The Meaning of Reality

Essays on Existence and Communion, Eros and History

by Christos Yannaras

The collection of articles traces the thought of Christos Yanaras through his long journey in discovering the meaning of existence, communion, eros, and history. It is a cause of immense joy that no fewer than twenty articles of passionate significance and substance have at present been gathered together in this volume under the title The Meaning of Reality.

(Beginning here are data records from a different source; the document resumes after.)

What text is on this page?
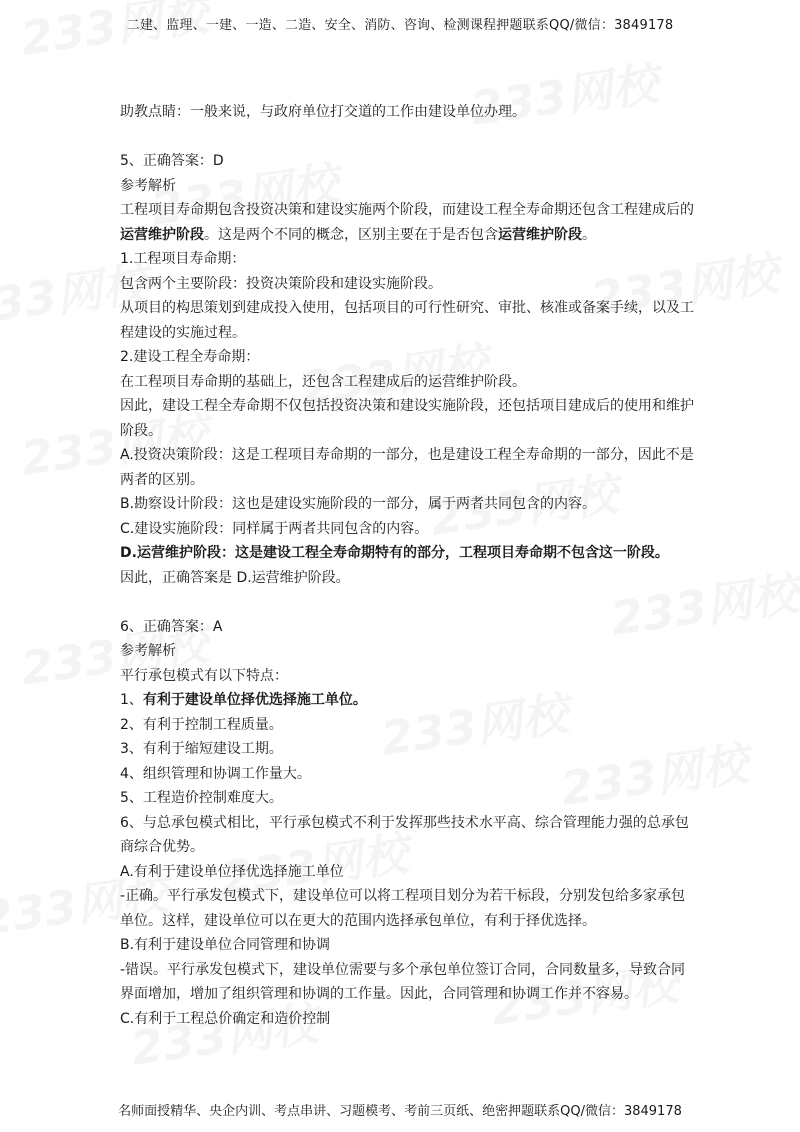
二建、监理、一建、一造、二造、安全、消防、咨询、检测课程押题联系QQ/微信：3849178

助教点睛：一般来说，与政府单位打交道的工作由建设单位办理。

5、正确答案：D

参考解析

工程项目寿命期包含投资决策和建设实施两个阶段，而建设工程全寿命期还包含工程建成后的运营维护阶段。这是两个不同的概念，区别主要在于是否包含运营维护阶段。

1.工程项目寿命期：

包含两个主要阶段：投资决策阶段和建设实施阶段。

从项目的构思策划到建成投入使用，包括项目的可行性研究、审批、核准或备案手续，以及工程建设的实施过程。

2.建设工程全寿命期：

在工程项目寿命期的基础上，还包含工程建成后的运营维护阶段。

因此，建设工程全寿命期不仅包括投资决策和建设实施阶段，还包括项目建成后的使用和维护阶段。

A.投资决策阶段：这是工程项目寿命期的一部分，也是建设工程全寿命期的一部分，因此不是两者的区别。

B.勘察设计阶段：这也是建设实施阶段的一部分，属于两者共同包含的内容。

C.建设实施阶段：同样属于两者共同包含的内容。

D.运营维护阶段：这是建设工程全寿命期特有的部分，工程项目寿命期不包含这一阶段。

因此，正确答案是 D.运营维护阶段。

6、正确答案：A

参考解析

平行承包模式有以下特点：

1、有利于建设单位择优选择施工单位。

2、有利于控制工程质量。

3、有利于缩短建设工期。

4、组织管理和协调工作量大。

5、工程造价控制难度大。

6、与总承包模式相比，平行承包模式不利于发挥那些技术水平高、综合管理能力强的总承包商综合优势。

A.有利于建设单位择优选择施工单位

-正确。平行承发包模式下，建设单位可以将工程项目划分为若干标段，分别发包给多家承包单位。这样，建设单位可以在更大的范围内选择承包单位，有利于择优选择。

B.有利于建设单位合同管理和协调

-错误。平行承发包模式下，建设单位需要与多个承包单位签订合同，合同数量多，导致合同界面增加，增加了组织管理和协调的工作量。因此，合同管理和协调工作并不容易。

C.有利于工程总价确定和造价控制

名师面授精华、央企内训、考点串讲、习题模考、考前三页纸、绝密押题联系QQ/微信：3849178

Yannaras is undoubtedly one of the most significant thinkers of our time. Kallistos Ware once described him as "the most creative and prophetic religious thinker at work in Greece today," while Rowan Williams characterizes him as "one of the most significant Christian philosophers in Europe." His very wide and no less deep education helps him to develop an inimitable blend of philosophy, theology, and social criticism, and to speak in an original way about the traditional and contemporary issues of human existence, as well as the latest challenges of modern empirical science and political engagement. A detailed knowledge of the writings of the Holy Fathers has always been his foundation amidst the labyrinth of modern thought - which is inimately bound up with psychoanalysis, environmental issues, human rights, postmodernism, and pluralism , to mention just a few. Insistence on the primacy, uniqueness, and eternal value of human personality prevails in almost all his works and inspires his own vigorous theological and ecumenical engagement, based on the Orthodox eucharistic and ascetic tradition.